One third of dementia cases could be prevented with some basic lifestyle changes and better education during childhood, researchers have found.

The nine factors which damage the brain notably include hearing loss, obesity and smoking, according to the study published in The Lancet on Thursday.

Nearly 50 million people around the world suffer from dementia and Alzheimer’s, according to the latest estimates.

This figure could balloon to 132 million by 2050.

READ MORE: Scientists link dementia risk to living near busy roads

Dementia, which is caused by physical changes in the brain, leads to memory loss and hampers other mental abilities. 


“Our results suggest that around 35 percent of dementia is attributable to a combination of the following nine risk factors: education to a maximum of age 11-12 years, mid-life hypertension, mid-life obesity, hearing loss, late-life depression, diabetes, physical inactivity, smoking, and social isolation,” the study said.

Researchers found if people stayed in school until the age of 15, the benefits of education and socialisation would help reduce the cases of dementia by eight percent.

“Although dementia is diagnosed in later life, the brain changes usually begin to develop years before,” said lead author Professor Gill Livingston, from University College London.

“Acting now will vastly improve life for people with dementia and their families and, in doing so, will transform the future of society.”

The researchers said maintaining good hearing between the ages of 45 and 65 reduces the number of cases by nine percent.

Quitting smoking could reduce the number of cases by five percent, it said.

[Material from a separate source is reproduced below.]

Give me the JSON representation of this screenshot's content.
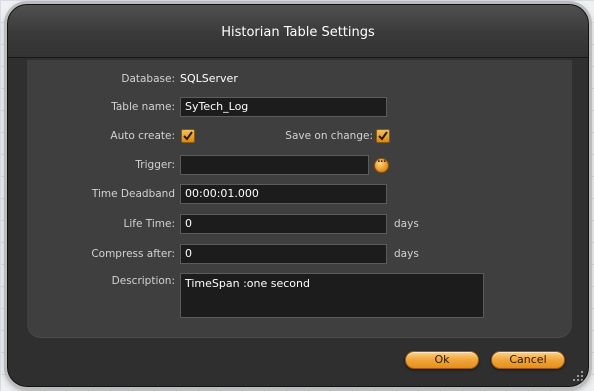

WATCH: The cost of treating dementia

Other factors contributing to the risk include depression (four percent), physical inactivity (three percent), social isolation (two percent), high blood pressure (two percent), obesity (one percent) and type 2 diabetes (one percent).

The study said the global cost of dementia in 2015 was estimated to be $818bn, and that this figure would continue to rise.

It said nearly 85 percent of these costs were “related to family and social, rather than medical, care”.

The researchers noted, however, that the study was limited.

“We have not incorporated other potential risk factors, such as diet, alcohol, living near major roads, or sleep, which could be relevant,” it said. “Therefore, the potentially preventable fraction of dementia might be underestimated in our figures.”